後方と前方を交互に見たが、追っ手は来ないようだ。
「だけど……このままじゃ、何も変わらない」
何か手立てはないか。
抜け出しては来たものの、今の自分の身体は万全ではないのは充分自覚している。
不意に思いついたことが一つあった。
それは賭けにも等しいが、この場を切り抜けるためには躊躇ってる場合ではないだろう。
(元より、今は正常じゃないんだ。やるしかない!)
身体を壁に預け、祈りを捧げるように手を組んだ。
そして、出来るだけ声量を落として、言祝ぎを紡いでいく。やがて、一定のリズムで唱えていくそれが、術者の声に合わせて体に蒼白い炎をまとわせる。
それは一瞬光ったが、術者は力尽きたのか、腕をだらんとさせてからアスファルトの壁に背を預けた。
すると、
ぬらー……。
術者の体から蒼白いもやが生じて、術者と同じ背丈、フード付きパーカー、ジーンズにスニーカーと変化していく。

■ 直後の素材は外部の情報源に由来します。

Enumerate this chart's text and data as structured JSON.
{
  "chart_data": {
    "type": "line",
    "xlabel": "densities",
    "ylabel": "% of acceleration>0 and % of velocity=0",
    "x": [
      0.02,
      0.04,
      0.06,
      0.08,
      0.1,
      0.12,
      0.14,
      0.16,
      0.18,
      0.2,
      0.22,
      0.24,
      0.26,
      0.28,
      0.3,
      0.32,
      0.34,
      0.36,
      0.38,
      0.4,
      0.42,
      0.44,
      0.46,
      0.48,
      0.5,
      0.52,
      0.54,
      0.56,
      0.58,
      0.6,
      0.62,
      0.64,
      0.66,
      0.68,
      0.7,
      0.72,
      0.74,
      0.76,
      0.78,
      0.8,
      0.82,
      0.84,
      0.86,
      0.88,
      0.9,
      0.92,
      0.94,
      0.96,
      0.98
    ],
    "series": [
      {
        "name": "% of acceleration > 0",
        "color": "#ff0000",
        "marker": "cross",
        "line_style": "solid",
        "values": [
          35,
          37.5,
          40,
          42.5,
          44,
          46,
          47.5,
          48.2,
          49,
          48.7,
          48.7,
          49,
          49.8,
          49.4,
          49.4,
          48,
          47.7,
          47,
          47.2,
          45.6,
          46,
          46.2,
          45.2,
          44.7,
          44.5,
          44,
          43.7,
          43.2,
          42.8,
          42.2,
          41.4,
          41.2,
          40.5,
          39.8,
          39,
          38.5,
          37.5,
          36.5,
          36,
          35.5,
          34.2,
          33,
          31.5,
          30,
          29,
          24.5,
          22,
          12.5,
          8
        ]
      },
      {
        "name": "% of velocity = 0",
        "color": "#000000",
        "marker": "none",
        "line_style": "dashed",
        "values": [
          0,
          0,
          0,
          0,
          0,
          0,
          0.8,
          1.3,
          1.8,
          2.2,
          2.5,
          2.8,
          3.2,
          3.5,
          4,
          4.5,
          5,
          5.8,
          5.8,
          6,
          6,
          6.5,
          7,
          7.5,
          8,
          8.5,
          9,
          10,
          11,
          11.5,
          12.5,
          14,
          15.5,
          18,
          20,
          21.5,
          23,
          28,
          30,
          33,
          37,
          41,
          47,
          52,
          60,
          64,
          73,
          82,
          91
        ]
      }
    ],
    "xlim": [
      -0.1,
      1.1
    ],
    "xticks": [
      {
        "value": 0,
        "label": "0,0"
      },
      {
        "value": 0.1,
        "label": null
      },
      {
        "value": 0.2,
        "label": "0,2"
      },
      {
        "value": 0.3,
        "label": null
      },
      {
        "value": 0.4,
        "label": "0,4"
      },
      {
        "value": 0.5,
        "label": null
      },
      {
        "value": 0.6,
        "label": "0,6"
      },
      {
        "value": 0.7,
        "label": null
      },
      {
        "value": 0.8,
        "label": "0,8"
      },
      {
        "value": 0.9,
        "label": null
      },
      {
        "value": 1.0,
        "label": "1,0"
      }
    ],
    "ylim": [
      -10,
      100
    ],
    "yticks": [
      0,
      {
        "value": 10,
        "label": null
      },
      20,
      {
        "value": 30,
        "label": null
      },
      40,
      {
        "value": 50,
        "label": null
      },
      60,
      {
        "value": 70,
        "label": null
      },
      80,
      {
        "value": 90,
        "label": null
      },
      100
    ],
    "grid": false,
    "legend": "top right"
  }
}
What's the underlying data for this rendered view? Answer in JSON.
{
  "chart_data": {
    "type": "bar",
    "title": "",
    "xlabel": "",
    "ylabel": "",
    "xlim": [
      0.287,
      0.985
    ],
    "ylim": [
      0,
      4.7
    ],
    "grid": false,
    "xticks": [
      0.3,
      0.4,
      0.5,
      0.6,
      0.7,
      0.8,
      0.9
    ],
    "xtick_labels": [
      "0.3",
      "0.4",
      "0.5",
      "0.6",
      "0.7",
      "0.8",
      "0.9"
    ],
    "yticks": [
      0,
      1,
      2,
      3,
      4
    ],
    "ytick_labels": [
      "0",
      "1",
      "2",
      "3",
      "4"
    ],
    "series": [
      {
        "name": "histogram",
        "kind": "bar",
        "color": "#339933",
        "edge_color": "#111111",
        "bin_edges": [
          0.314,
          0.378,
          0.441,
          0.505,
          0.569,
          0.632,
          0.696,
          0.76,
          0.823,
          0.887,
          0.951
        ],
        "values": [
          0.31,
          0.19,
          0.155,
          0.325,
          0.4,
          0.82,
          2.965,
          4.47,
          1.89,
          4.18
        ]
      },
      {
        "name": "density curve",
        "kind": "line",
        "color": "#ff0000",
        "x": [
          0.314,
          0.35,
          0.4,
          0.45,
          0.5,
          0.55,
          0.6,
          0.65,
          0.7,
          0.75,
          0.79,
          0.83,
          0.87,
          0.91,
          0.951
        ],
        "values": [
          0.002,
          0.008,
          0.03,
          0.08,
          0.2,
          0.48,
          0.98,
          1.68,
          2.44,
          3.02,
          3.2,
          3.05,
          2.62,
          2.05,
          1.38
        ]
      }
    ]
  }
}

形が定まると、それはまた走り出して行き、体の方は残ってたもやに囲まれてアスファルトに溶け込んでいく。
「いたぞ!」
「あっちか、手こづらせやがって!」
やがて、追手はもやの方を追って行ったが、本体である体の方には気づかずに通り過ぎていく。奴らが通り過ぎてから、アスファルトは元の状態になり、術者の体も地面にゆっくりとずり落ちてフードを深くかぶっていたのだった。